Their work will be on display during the Northwest Driftwood Artists' 40th annual Driftwood Sculpture Show on Saturday and Sunday at Country Village in Bothell.
The show will feature 100 sculptures as well as smaller treasures, such as jewelry, in the second-floor Courtyard Hall. Attendees will be able to vote on awards.
Don't expect to see hippies in dreadlocks there. This abstract, sculptural art form — achieved without cutting or nailing — is largely dominated by women. They teach and take driftwood-art classes, usually at senior centers, from Lynnwood to Tacoma, Seattle to the Eastside.
"The wood talks to me. You just have to let the wood speak to you," Lillian Kenison of Kirkland said as her pieces were being judged recently before the upcoming show.
A piece of alder root at Lake Keechelus spoke to her one day, and she estimated she spent between 200 and 300 hours transforming it into the finished piece, "Acceptance," which resembles nothing so much as the intricacies of Kenison's imagination.
The association's founder, Lucile Worlund, set the standards as an art form when she created the group in 1963.
She even lent her name to one of the most accepted restoration techniques: LuRon. Named after herself and her son Ron, it's a natural finish that's a mixture of beeswax and turpentine.
The driftwood artists use it only after many hours working with a small drill to scrape away dead wood and shape the remaining hardwood. Scraping is the most important step, Jo Marsh of Redmond said. "It will squeak like chalk on a chalkboard, which is music to us because that means you've got to the hardwood," she said.
While this step may seem tedious, driftwood artists said they take some pleasure in it.

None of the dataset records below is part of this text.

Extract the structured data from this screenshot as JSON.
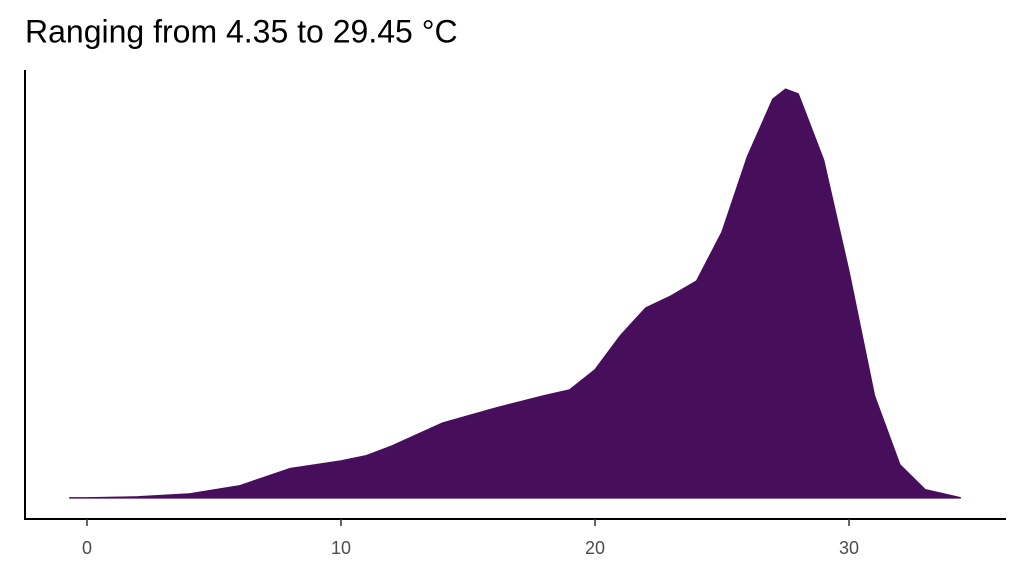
{
  "chart_data": {
    "type": "area",
    "title": "Ranging from 4.35 to 29.45 °C",
    "x": [
      -0.7,
      0,
      2,
      4,
      6,
      8,
      10,
      11,
      12,
      14,
      16,
      18,
      19,
      20,
      21,
      22,
      23,
      24,
      25,
      26,
      27,
      27.5,
      28,
      29,
      30,
      31,
      32,
      33,
      34.4
    ],
    "values": [
      0.0002,
      0.0002,
      0.0004,
      0.001,
      0.0027,
      0.0063,
      0.0079,
      0.009,
      0.011,
      0.0158,
      0.0188,
      0.0215,
      0.0227,
      0.0269,
      0.034,
      0.0398,
      0.0423,
      0.0454,
      0.0556,
      0.0713,
      0.0833,
      0.0854,
      0.0844,
      0.0706,
      0.0473,
      0.0215,
      0.0071,
      0.0019,
      0.0002
    ],
    "color": "#470e5c",
    "xlim": [
      -2.44,
      36.18
    ],
    "xticks": [
      0,
      10,
      20,
      30
    ],
    "ylim": [
      -0.0042,
      0.0894
    ]
  }
}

"I put the ballgame on, start going, and it's good therapy," said Lois Karr at the Redmond Senior Center.
Driftwood artists then usually sand and burnish. Burnishing brings up more color and natural oils and also closes off the wood cells. The result is often a rich mahogany.
The aesthetic is beginning to fetch buyers. The Willows Lodge in Woodinville, for example, bought two of the artists' sculptures: Tom Hager's "Northwest Spirit" and Kenison's "Quinault Rainmaker."
Hager and his wife, Mary Louise Hager, teach at the Lynnwood and Northshore senior centers.
Field trips are at least as important as the classroom instruction.
Art merges with the thrill of the hunt as folks pore over shorelines, forests, hiking trails, clear-cuts and dried-up reservoirs.
"You never take a walk the same way again," Marsh said.
The driftwood artists never met a knothole they didn't like.
"We work with the wood that survives out in the forest," Tom Hager said. "Mother Nature has left the skeleton of the tree for us to discover and find what pattern she has hidden in the wood."
Karr, who teaches all over the state, expressed some anguish that those patterns would remain hidden if driftwood artists didn't teach and proselytize.
As recently as five or six years ago, driftwood artists were facing extinction, she said, though there's since been a resurgence.
"My real concern is teaching so we can pass it on."